A Tale of Two Loyalties
Is your staff asking the second question?
Most people reading this article probably are members of several loyalty programs. Some are franchisees whose systems have a loyalty program they and their staff have had to implement. From a franchisee’s perspective, they want the best possible loyalty technology with all the latest bells and whistles. And if a competitor has a better loyalty program or cooler technology, their franchisor needs to follow suit.
There is no doubt that technology is advancing at such a fast pace that there will always be something new you may think is better than what you are currently using. At FPN Loyalty, we are constantly vetting new technologies to optimize loyalty program performance and outpace the competition. However, no matter how cool a new technology may seem, or what the potential rewards of implementing it may be, my ultimate test is whether it is simple enough to execute at the store level and engage as many customers as possible. If your staff will not work with it, it simply will not be successful. Let me tell you about two experiences I recently had with loyalty programs.
Good (but not enough)
There is a Panera Bread near the gym where I work out. I go there early on Saturday mornings, and at least twice a month for my 13-year-old daughter, who asks me to bring back a cheese soufflé. Panera seems to have a great loyalty program that’s completely integrated into their POS system, and they have done what would seem to be an excellent job training their staff. Every time I place my order, the service staff asks if I am a member of their loyalty program. Every single time, no fail! Every employee I encounter. Sounds like great execution, right?
Wrong. The problem is I am not a member. And, every single time, I respond that I’m not a member. Yet not once has a single employee ever asked me if I wanted to join. Not once! After several months, I went in on a day the store seemed understaffed and the manager rang me up. He asked if I was a member. I said no, and he also didn’t ask me if I wanted to join.
I couldn’t take it any more! I asked him why no one ever asked the all-important second question: Would you like to join now?
Instead, he just looked at me and said he never really thought about it—and then asked if I wanted to join. I politely declined. And still, to this day, I get asked if I am a member, but I’m never asked to join.
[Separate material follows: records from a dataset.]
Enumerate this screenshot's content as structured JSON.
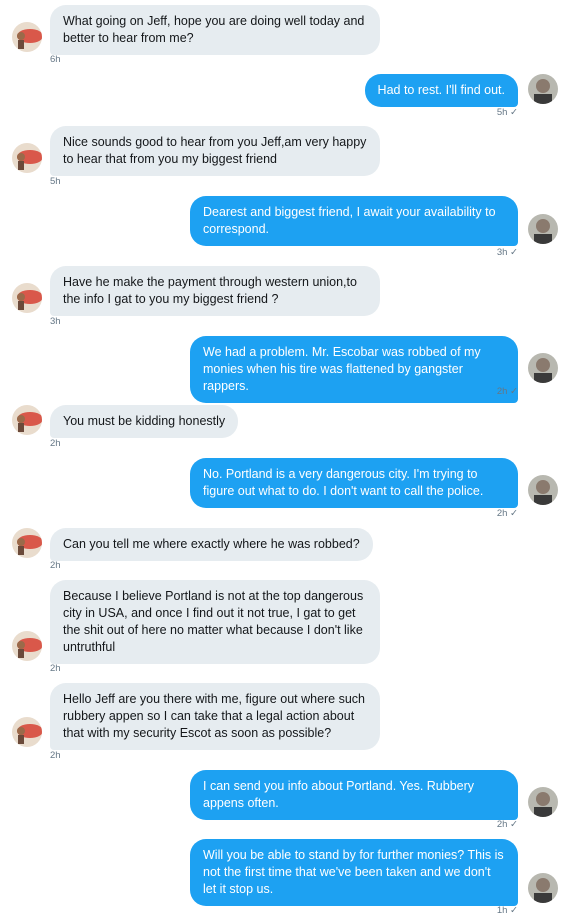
{
  "messages": [
    {
      "dir": "in",
      "text": "What going on Jeff, hope you are doing well today and better to hear from me?",
      "time": "6h"
    },
    {
      "dir": "out",
      "text": "Had to rest. I'll find out.",
      "time": "5h ✓"
    },
    {
      "dir": "in",
      "text": "Nice sounds good to hear from you Jeff,am very happy to hear that from you  my biggest friend",
      "time": "5h"
    },
    {
      "dir": "out",
      "text": "Dearest and biggest friend, I await your availability to correspond.",
      "time": "3h ✓"
    },
    {
      "dir": "in",
      "text": "Have he make the payment  through western union,to the info I gat to you my biggest friend ?",
      "time": "3h"
    },
    {
      "dir": "out",
      "text": "We had a problem. Mr. Escobar was robbed of my monies when his tire was flattened by gangster rappers.",
      "time": "2h ✓"
    },
    {
      "dir": "in",
      "text": "You must be kidding honestly",
      "time": "2h"
    },
    {
      "dir": "out",
      "text": "No. Portland is a very dangerous city. I'm trying to figure out what to do. I don't want to call the police.",
      "time": "2h ✓"
    },
    {
      "dir": "in",
      "text": "Can you tell me where exactly where he was robbed?",
      "time": "2h"
    },
    {
      "dir": "in",
      "text": "Because I believe Portland is not at the top dangerous city in USA, and once I find out it not true, I gat to get the shit out of here no matter what because I don't like untruthful",
      "time": "2h"
    },
    {
      "dir": "in",
      "text": "Hello Jeff are you there with me, figure out where such rubbery appen so I can take that a legal action about that with my security Escot as soon as possible?",
      "time": "2h"
    },
    {
      "dir": "out",
      "text": "I can send you info about Portland. Yes. Rubbery appens often.",
      "time": "2h ✓"
    },
    {
      "dir": "out",
      "text": "Will you be able to stand by for further monies? This is not the first time that we've been taken and we don't let it stop us.",
      "time": "1h ✓"
    }
  ]
}
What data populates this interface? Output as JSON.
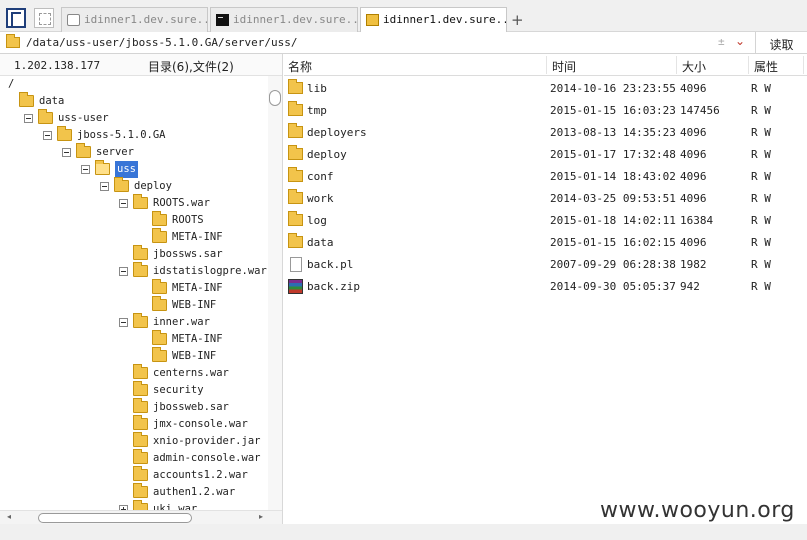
{
  "tabs": [
    {
      "label": "idinner1.dev.sure...",
      "icon": "document-icon",
      "active": false
    },
    {
      "label": "idinner1.dev.sure...",
      "icon": "terminal-icon",
      "active": false
    },
    {
      "label": "idinner1.dev.sure...",
      "icon": "folder-icon",
      "active": true
    }
  ],
  "new_tab_label": "+",
  "path": {
    "value": "/data/uss-user/jboss-5.1.0.GA/server/uss/",
    "marker": "±",
    "read_button": "读取"
  },
  "info": {
    "ip": "1.202.138.177",
    "counts": "目录(6),文件(2)"
  },
  "tree": [
    {
      "label": "/",
      "depth": 0,
      "expander": "none",
      "folder": false
    },
    {
      "label": "data",
      "depth": 0,
      "expander": "none",
      "folder": true
    },
    {
      "label": "uss-user",
      "depth": 1,
      "expander": "minus",
      "folder": true
    },
    {
      "label": "jboss-5.1.0.GA",
      "depth": 2,
      "expander": "minus",
      "folder": true
    },
    {
      "label": "server",
      "depth": 3,
      "expander": "minus",
      "folder": true
    },
    {
      "label": "uss",
      "depth": 4,
      "expander": "minus",
      "folder": true,
      "selected": true
    },
    {
      "label": "deploy",
      "depth": 5,
      "expander": "minus",
      "folder": true
    },
    {
      "label": "ROOTS.war",
      "depth": 6,
      "expander": "minus",
      "folder": true
    },
    {
      "label": "ROOTS",
      "depth": 7,
      "expander": "none",
      "folder": true
    },
    {
      "label": "META-INF",
      "depth": 7,
      "expander": "none",
      "folder": true
    },
    {
      "label": "jbossws.sar",
      "depth": 6,
      "expander": "none",
      "folder": true
    },
    {
      "label": "idstatislogpre.war",
      "depth": 6,
      "expander": "minus",
      "folder": true
    },
    {
      "label": "META-INF",
      "depth": 7,
      "expander": "none",
      "folder": true
    },
    {
      "label": "WEB-INF",
      "depth": 7,
      "expander": "none",
      "folder": true
    },
    {
      "label": "inner.war",
      "depth": 6,
      "expander": "minus",
      "folder": true
    },
    {
      "label": "META-INF",
      "depth": 7,
      "expander": "none",
      "folder": true
    },
    {
      "label": "WEB-INF",
      "depth": 7,
      "expander": "none",
      "folder": true
    },
    {
      "label": "centerns.war",
      "depth": 6,
      "expander": "none",
      "folder": true
    },
    {
      "label": "security",
      "depth": 6,
      "expander": "none",
      "folder": true
    },
    {
      "label": "jbossweb.sar",
      "depth": 6,
      "expander": "none",
      "folder": true
    },
    {
      "label": "jmx-console.war",
      "depth": 6,
      "expander": "none",
      "folder": true
    },
    {
      "label": "xnio-provider.jar",
      "depth": 6,
      "expander": "none",
      "folder": true
    },
    {
      "label": "admin-console.war",
      "depth": 6,
      "expander": "none",
      "folder": true
    },
    {
      "label": "accounts1.2.war",
      "depth": 6,
      "expander": "none",
      "folder": true
    },
    {
      "label": "authen1.2.war",
      "depth": 6,
      "expander": "none",
      "folder": true
    },
    {
      "label": "uki.war",
      "depth": 6,
      "expander": "plus",
      "folder": true
    }
  ],
  "columns": {
    "name": "名称",
    "time": "时间",
    "size": "大小",
    "attr": "属性"
  },
  "files": [
    {
      "name": "lib",
      "time": "2014-10-16 23:23:55",
      "size": "4096",
      "attr": "R W",
      "icon": "folder-icon"
    },
    {
      "name": "tmp",
      "time": "2015-01-15 16:03:23",
      "size": "147456",
      "attr": "R W",
      "icon": "folder-icon"
    },
    {
      "name": "deployers",
      "time": "2013-08-13 14:35:23",
      "size": "4096",
      "attr": "R W",
      "icon": "folder-icon"
    },
    {
      "name": "deploy",
      "time": "2015-01-17 17:32:48",
      "size": "4096",
      "attr": "R W",
      "icon": "folder-icon"
    },
    {
      "name": "conf",
      "time": "2015-01-14 18:43:02",
      "size": "4096",
      "attr": "R W",
      "icon": "folder-icon"
    },
    {
      "name": "work",
      "time": "2014-03-25 09:53:51",
      "size": "4096",
      "attr": "R W",
      "icon": "folder-icon"
    },
    {
      "name": "log",
      "time": "2015-01-18 14:02:11",
      "size": "16384",
      "attr": "R W",
      "icon": "folder-icon"
    },
    {
      "name": "data",
      "time": "2015-01-15 16:02:15",
      "size": "4096",
      "attr": "R W",
      "icon": "folder-icon"
    },
    {
      "name": "back.pl",
      "time": "2007-09-29 06:28:38",
      "size": "1982",
      "attr": "R W",
      "icon": "file-icon"
    },
    {
      "name": "back.zip",
      "time": "2014-09-30 05:05:37",
      "size": "942",
      "attr": "R W",
      "icon": "archive-icon"
    }
  ],
  "watermark": "www.wooyun.org"
}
In addition, there is also nothing by the registers that mentions the program or how to join. According to Panera’s Q2 financials, 26 percent of all sales are digital (online or mobile orders for pick-up), and 50 percent of their total transactions can be tracked back to a customer in the loyalty program. Imagine how much better it could be for them if their staff were fully engaged.
Better (just ask!)
Second example. I was having dinner with some of our team members at Del Frisco’s recently. When we asked for the check our server asked if I was a member of the loyalty program. I said I thought I was and gave her my phone number (that’s how they track it). When she came back she said I was not in the system, gave me a card that explained the program and how my points would add up, and handed me the registration card (kind of old school, as most now are online). She went on to sell me on the benefits of the program and how it made sense for me to join. I signed up right away. And since they now had all my contact info, that same server sent me a handwritten thank-you card thanking us for coming in and dining with them!
Del Frisco’s program is not as high-tech or fancy as Panera’s, but who do you think is getting the better return on investment and delighting their customers more?
Loyalty programs, no matter how sophisticated, succeed or fail with staff execution! No matter what plan you put into place, you can not optimize results if you and your staff do not embrace the plan and execute on the basics of engaging your customers.
We manage loyalty for a national chain with more than 400 locations. These guys are fanatical about engaging their customers. Each employee knows that every time someone comes in they must give their phone number to see if they are in the loyalty program. If not, they are handed a card at the POS and registered on the spot.
At this brand, three of every four transactions are from a customer they actually know something about. If a customer is fully registered, they know where they live, male or female, age, etc. How effective could your marketing be if you gained such rich customer data? How effective would your future site selection be if you knew where people were coming from to visit your current locations? How effective would your product mix be if you knew who was buying what, how much, and how often?
Think about it. Kinda makes you want to train your staff on this and pay more attention to your month-end reports.